30 minutes to a summary answer and 75 minutes to a detailed-to-a-layman answer, and in the middle of the night to boot. Ths place is great. Thanks folks; I learned something today.

As Nancarrow points out, “the substitution property” (a = b and b = c implies a = c) continues to hold true for the ring of linear transformations upon 3-dimensional space. It’s just transitivity of equality; there’s nothing much to it. The property you were actually using in your illustrations, though, was cancellability of multiplication (e.g., left-cancellability: if ba = bc, and b is not equal to 0, then a = c), which does indeed disappear in your example.

Really? I thought it could be done in any odd dimension.

You are right. According to wiki: Vector fields on spheres - Wikipedia, it is only for N = 2,4,8 are there N-1 linearly independent vector fields on an N-1 sphere and not for N = 16. But if there were a 16 dimensional division algebra, there would have to be 15 linearly independent vector fields on the 15-sphere. Adams proved this in 1962, wiki says. Sorry, my memory for these things is increasingly watery. The wiki cite gives the exact number of independent vector fields for any dimension.

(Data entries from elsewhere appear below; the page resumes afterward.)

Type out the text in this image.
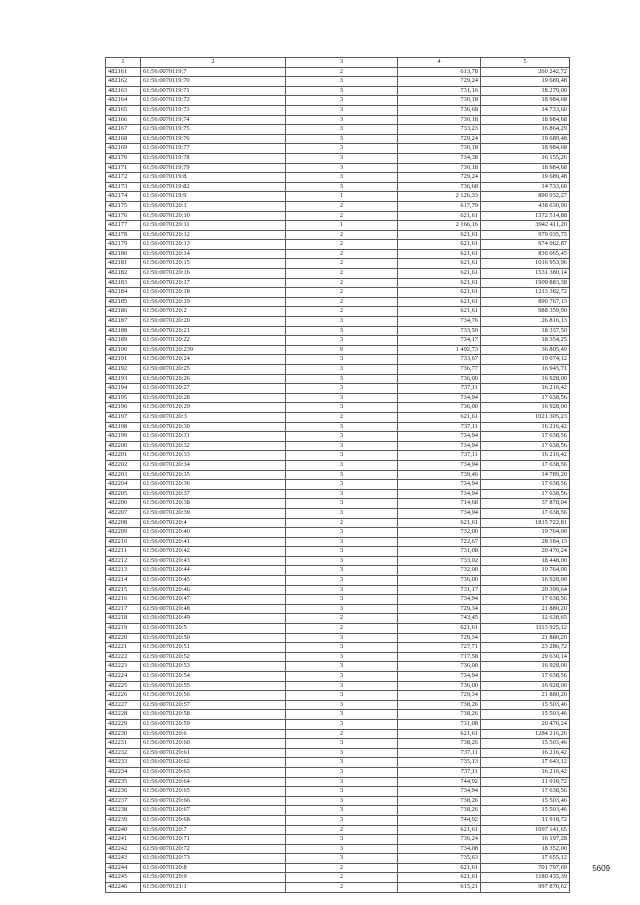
1	2	3	4	5
482161	61:56:0070119:7	2	613,78	260 242,72
482162	61:56:0070119:70	3	729,24	19 689,48
482163	61:56:0070119:71	3	731,16	18 279,00
482164	61:56:0070119:72	3	730,18	18 984,68
482165	61:56:0070119:73	3	736,68	14 733,60
482166	61:56:0070119:74	3	730,18	18 984,68
482167	61:56:0070119:75	3	733,23	16 864,29
482168	61:56:0070119:76	3	729,24	19 689,48
482169	61:56:0070119:77	3	730,18	18 984,68
482170	61:56:0070119:78	3	734,38	16 155,26
482171	61:56:0070119:79	3	730,18	18 984,68
482172	61:56:0070119:8	3	729,24	19 689,48
482173	61:56:0070119:82	3	736,68	14 733,60
482174	61:56:0070119:9	1	2 126,33	890 932,27
482175	61:56:0070120:1	2	617,79	438 630,90
482176	61:56:0070120:10	2	621,61	1372 514,88
482177	61:56:0070120:11	1	2 166,16	3942 411,20
482178	61:56:0070120:12	2	621,61	979 035,75
482179	61:56:0070120:13	2	621,61	974 062,87
482180	61:56:0070120:14	2	621,61	836 065,45
482181	61:56:0070120:15	2	621,61	1016 953,96
482182	61:56:0070120:16	2	621,61	1531 380,14
482183	61:56:0070120:17	2	621,61	1909 883,38
482184	61:56:0070120:18	2	621,61	1213 382,72
482185	61:56:0070120:19	2	621,61	890 767,13
482186	61:56:0070120:2	2	621,61	988 359,90
482187	61:56:0070120:20	3	734,76	26 816,13
482188	61:56:0070120:21	3	733,50	18 337,50
482189	61:56:0070120:22	3	734,17	18 354,25
482190	61:56:0070120:239	9	1 492,73	36 805,49
482191	61:56:0070120:24	3	733,67	19 074,12
482192	61:56:0070120:25	3	736,77	16 945,71
482193	61:56:0070120:26	3	736,00	16 928,00
482194	61:56:0070120:27	3	737,11	16 216,42
482195	61:56:0070120:28	3	734,94	17 638,56
482196	61:56:0070120:29	3	736,00	16 928,00
482197	61:56:0070120:3	2	621,61	1021 305,23
482198	61:56:0070120:30	3	737,11	16 216,42
482199	61:56:0070120:31	3	734,94	17 638,56
482200	61:56:0070120:32	3	734,94	17 638,56
482201	61:56:0070120:33	3	737,11	16 216,42
482202	61:56:0070120:34	3	734,94	17 638,56
482203	61:56:0070120:35	3	739,46	14 789,20
482204	61:56:0070120:36	3	734,94	17 638,56
482205	61:56:0070120:37	3	734,94	17 638,56
482206	61:56:0070120:38	3	714,68	37 878,04
482207	61:56:0070120:39	3	734,94	17 638,56
482208	61:56:0070120:4	2	621,61	1815 722,81
482209	61:56:0070120:40	3	732,00	19 764,00
482210	61:56:0070120:41	3	722,67	28 184,13
482211	61:56:0070120:42	3	731,08	20 470,24
482212	61:56:0070120:43	3	733,02	18 448,00
482213	61:56:0070120:44	3	732,00	19 764,00
482214	61:56:0070120:45	3	736,00	16 928,00
482215	61:56:0070120:46	3	731,17	20 399,64
482216	61:56:0070120:47	3	734,94	17 638,56
482217	61:56:0070120:48	3	729,34	21 880,20
482218	61:56:0070120:49	2	743,45	12 638,65
482219	61:56:0070120:5	2	621,61	1113 925,12
482220	61:56:0070120:50	3	729,34	21 880,20
482221	61:56:0070120:51	3	727,71	23 286,72
482222	61:56:0070120:52	3	717,58	29 630,14
482223	61:56:0070120:53	3	736,00	16 928,00
482224	61:56:0070120:54	3	734,94	17 638,56
482225	61:56:0070120:55	3	736,00	16 928,00
482226	61:56:0070120:56	3	729,34	21 880,20
482227	61:56:0070120:57	3	738,26	15 503,46
482228	61:56:0070120:58	3	738,26	15 503,46
482229	61:56:0070120:59	3	731,08	20 470,24
482230	61:56:0070120:6	2	621,61	1284 216,26
482231	61:56:0070120:60	3	738,26	15 503,46
482232	61:56:0070120:61	3	737,11	16 216,42
482233	61:56:0070120:62	3	735,13	17 643,12
482234	61:56:0070120:63	3	737,11	16 216,42
482235	61:56:0070120:64	3	744,92	11 918,72
482236	61:56:0070120:65	3	734,94	17 638,56
482237	61:56:0070120:66	3	738,26	15 503,46
482238	61:56:0070120:67	3	738,26	15 503,46
482239	61:56:0070120:68	3	744,92	11 918,72
482240	61:56:0070120:7	2	621,61	1097 141,65
482241	61:56:0070120:71	3	736,24	16 197,28
482242	61:56:0070120:72	3	734,08	18 352,00
482243	61:56:0070120:73	3	735,63	17 655,12
482244	61:56:0070120:8	2	621,61	701 797,69
482245	61:56:0070120:9	2	621,61	1180 435,39
482246	61:56:0070121:1	2	615,21	997 870,62
5609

It has long been known that division ring structure were possible only for dimensions power of 2. Incidentally, there are many (I think there are 2^{2^{aleph_0}} of them) non-isomorphic 4 dimensional associative division algebras. The trick is that the real mumbers are not central, although the center is always a real closed fleld of index in the complex numbers. To get one of these exotic reals, it suffices to take a transcendence basis of the complex numbers that includes some non-real. Then the rationals with that transcendence basis adjoined is a formally real field that has a real closure and it contains a non-real number, The usual rigidity argument implies it cannot be isomorphic to the reals. Adjoin a square root of -1 and you get the ordinary complex numbers (what else could it be?) and now adjoin j and k and you get exotic quaternions. But I digress.

It’s true that Frank Adams solved the vector fields on spheres problem, but that wasn’t the work related to division rings. That was settled when he solved the Hopf invariant one problem. Briefly, if you have a “multiplication” on an n-dimensional euclidean space that is continuous, has a two-sided nonzero unit, and no zero-divisors, then you can construct a map from a (2n-1)-sphere to an n-sphere whose “Hopf invariant” is 1. Frank showed that such a map of spheres exists only when n = 1, 2, 4, or 8.

What he said. Also, my “general enterprise” was really just not being able to sleep, and thinking about something else I learned on the Dope (the 2D vector thing mentioned in the OP). I don’t necessarily plan to do any more work in the area.